The period from the 1920s to the 1950s was when golden Hollywood was at its peak and some truly unforgettable and iconic stars were born. All of the silver screen giants from five decades of Hollywood were brought together under one roof. Clark Gable, Grace Kelly, Elizabeth Taylor, Audrey Hepburn, Marilyn Monroe, they were all there for us to marvel at in a series of photographs that document the progression from silent to talking films and black and white to colour films.

Some of my favourite pictures from the exhibition were:

Marlon Brando in ‘A Streetcar Named Desire.’ This famous portrait captures the actor at the peak of his career and incidentally his first wife, Anna Kashfi, was married to my father’s cousin before her marriage to Brando.

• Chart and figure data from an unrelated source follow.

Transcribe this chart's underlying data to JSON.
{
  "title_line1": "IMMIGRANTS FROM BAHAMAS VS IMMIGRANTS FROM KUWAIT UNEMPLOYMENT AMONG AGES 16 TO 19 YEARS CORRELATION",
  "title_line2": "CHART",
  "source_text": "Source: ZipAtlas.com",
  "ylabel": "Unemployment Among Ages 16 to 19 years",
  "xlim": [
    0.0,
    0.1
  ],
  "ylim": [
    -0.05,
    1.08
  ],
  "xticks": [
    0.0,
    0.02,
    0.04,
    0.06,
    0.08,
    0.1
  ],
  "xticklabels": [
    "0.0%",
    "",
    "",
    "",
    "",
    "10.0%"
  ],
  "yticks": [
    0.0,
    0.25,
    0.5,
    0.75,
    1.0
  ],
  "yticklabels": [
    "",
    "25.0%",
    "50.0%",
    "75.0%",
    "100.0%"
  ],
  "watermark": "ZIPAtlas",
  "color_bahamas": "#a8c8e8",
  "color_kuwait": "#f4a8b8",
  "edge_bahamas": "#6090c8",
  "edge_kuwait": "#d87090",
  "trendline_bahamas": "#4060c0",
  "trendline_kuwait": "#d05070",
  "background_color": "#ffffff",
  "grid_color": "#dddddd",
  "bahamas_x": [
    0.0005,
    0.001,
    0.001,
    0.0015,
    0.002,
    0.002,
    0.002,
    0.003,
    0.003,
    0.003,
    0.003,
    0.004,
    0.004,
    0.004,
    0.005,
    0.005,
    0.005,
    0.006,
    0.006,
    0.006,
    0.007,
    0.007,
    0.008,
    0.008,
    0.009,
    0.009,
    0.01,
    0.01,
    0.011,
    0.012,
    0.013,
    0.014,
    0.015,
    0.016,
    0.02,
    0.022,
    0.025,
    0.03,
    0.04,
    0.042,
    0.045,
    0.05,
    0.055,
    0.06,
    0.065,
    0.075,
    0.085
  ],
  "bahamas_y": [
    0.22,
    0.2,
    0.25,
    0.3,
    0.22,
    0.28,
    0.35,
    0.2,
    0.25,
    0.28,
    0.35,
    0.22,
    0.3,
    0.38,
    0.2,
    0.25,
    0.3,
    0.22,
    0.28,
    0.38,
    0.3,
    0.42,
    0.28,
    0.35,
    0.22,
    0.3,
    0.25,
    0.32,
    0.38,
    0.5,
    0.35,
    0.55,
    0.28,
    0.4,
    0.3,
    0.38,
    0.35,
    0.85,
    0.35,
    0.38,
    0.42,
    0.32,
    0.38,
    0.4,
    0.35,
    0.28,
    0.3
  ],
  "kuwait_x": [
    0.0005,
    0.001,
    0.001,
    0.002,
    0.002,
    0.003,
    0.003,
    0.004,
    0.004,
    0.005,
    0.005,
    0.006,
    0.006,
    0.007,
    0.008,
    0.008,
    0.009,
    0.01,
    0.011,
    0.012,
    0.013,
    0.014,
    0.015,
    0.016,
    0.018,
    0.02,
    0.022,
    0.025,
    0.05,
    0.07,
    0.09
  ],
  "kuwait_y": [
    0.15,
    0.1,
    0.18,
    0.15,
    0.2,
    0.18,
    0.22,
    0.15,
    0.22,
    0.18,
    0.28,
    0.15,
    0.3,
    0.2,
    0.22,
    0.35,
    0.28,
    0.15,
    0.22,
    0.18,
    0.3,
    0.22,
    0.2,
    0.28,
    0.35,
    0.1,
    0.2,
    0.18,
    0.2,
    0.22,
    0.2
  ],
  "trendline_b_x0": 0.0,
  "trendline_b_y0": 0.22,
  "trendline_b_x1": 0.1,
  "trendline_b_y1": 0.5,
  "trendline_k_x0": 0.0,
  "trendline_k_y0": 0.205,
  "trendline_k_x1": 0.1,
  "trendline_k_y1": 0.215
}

Ginger Rogers and Fred Astaire in ‘Swing Time.’ The greatest dancers of all time, I never tire of watching their classic films that are packed with timeless music, beautiful fashion and breathtaking dance routines.

Elizabeth Taylor: My all-time favourite image of the violet-eyed icon. The portrait captures the natural beauty wearing a glamorous dress and statement jewellery.

Although the stars featured in the exhibition are the like of which we may never see again, they live on through their films which we can revisit time and time again. They are representative of a bygone era of grace, style and elegance. In my opinion, they truly are the giants of the silver screen and always will be.